I'm a research software engineer (RSE) at the University of Birmingham, where I support the development of research software following good software practice, by implementing it in collaboration with the researchers it serves. I also spend about one-third of my time contributing to the management of the Research Software Group, including line managing five other RSEs. As an RSE, my work varies in organisational and technical detail and involves continuously dabbling in new or unfamiliar tools and technologies.

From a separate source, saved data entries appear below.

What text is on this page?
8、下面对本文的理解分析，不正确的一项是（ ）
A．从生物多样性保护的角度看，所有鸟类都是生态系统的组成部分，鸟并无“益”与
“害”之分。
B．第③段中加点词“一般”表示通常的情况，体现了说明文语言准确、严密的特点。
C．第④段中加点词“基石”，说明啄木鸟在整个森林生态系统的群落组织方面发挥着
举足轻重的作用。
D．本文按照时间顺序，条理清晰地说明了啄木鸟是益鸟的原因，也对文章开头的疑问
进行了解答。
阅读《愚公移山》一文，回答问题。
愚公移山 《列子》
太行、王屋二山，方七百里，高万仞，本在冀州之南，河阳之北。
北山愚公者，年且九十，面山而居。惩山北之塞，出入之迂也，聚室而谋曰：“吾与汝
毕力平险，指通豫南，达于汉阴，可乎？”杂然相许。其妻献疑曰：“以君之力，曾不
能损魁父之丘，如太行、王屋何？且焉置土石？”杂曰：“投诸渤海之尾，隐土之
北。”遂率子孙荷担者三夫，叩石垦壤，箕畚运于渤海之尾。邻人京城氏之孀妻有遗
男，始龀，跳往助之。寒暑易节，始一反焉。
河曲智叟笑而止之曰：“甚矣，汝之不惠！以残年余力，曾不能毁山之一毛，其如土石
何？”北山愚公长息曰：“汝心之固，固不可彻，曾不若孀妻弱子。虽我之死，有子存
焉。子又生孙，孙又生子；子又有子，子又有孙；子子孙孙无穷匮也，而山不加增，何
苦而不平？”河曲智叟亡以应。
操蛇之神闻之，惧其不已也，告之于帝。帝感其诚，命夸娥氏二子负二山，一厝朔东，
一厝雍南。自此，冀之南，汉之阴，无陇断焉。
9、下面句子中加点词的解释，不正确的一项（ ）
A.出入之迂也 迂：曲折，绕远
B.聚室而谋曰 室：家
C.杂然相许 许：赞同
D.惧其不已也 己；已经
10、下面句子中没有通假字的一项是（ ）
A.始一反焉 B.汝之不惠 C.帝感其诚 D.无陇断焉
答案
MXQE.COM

Before I joined the Research Software Group in Birmingham, I was a researcher in asteroseismology: the study of the vibrations in distant stars. In particular, I tried to make one-dimensional stellar models better match observed mode frequencies, be that by better correcting known systematic effects, incorporating predictions from more complicated (but expensive) simulations or more effectively fitting the models to the data. You can read more about asteroseismology generally in the review I wrote for Astronomy & Geophysics, magazine of the Royal Astronomical Society in 2023.
I've been a developer of the Modules for Experiments in Stellar Astrophysics (MESA), a widely used one-dimensional stellar evolution program since 2017. As of early 2023, I'm also a subject editor for the Journal of Open Source Software and a Carpentries instructor.
Contact
- W.H.Ball '@' bham.ac.uk
CV
| 2023 — | Senior Research Software Engineer, University of Birmingham, Advanced Research Computing |
| 2017 — 2022 | Postdoc, University of Birmingham, School of Physics and Astronomy Group: Solar and Stellar Physics |
| 2012 — 2016 | Postdoc, Institut für Astrophysik Göttingen Group: Physics of the interior of the Sun and Sun-like stars |
| 2008 — 2012 | PhD in Astronomy, University of Cambridge
Thesis: Quasi-stars and the Schönberg—Chandrasekhar limit |
| 2007 — 2008 | MSc in Astrophysics, University College London |
| 2003 — 2006 | BSc (Hons) in Theoretical Physics, University of Cape Town |
Publications
Code
I lead and contribute to various open source projects. Here are some highlights. You can find more of my projects and contributions on GitLab or GitHub.
As lead
- tomso
- is a set of Python modules for reading (and sometimes writing) input and output from a number of stellar evolution and oscillation codes.
- AADG3
- simulates light curves of solar-like oscillators.
- mistery
- is a Python module for retrieving data from the MESA Isochrones and Stellar Tracks (MIST) database of stellar models.
- AIMS3
- is a (partial) re-implementation of AIMS, which interpolates in a grid of stellar model data (including mode frequencies) to determine stars' properties.
- allium
- is a Python module that computes eigenfunctions and eigenfrequencies for spheres assuming the sound speed is a piecewise constant function.
As contributor
- MESA
- is a widely-used stellar evolution
codesoftware instrument. I was invited to join the development team in 2017. Most of my contributions are to the asteroseismology module. - GYRE
- is a widely-used stellar oscillation code.
Side projects
I have a few experimental projects that I chip away at when I find time.
- An Atlas of TESS Light Curves
- shows example TESS light curves of many classes of variable stars.
- A Tufte-like Book with Quarto
- is an experiment in using Quarto to create a Tufte-like open education resource that renders both as a webpage with animated and interactive elements and as a static PDF.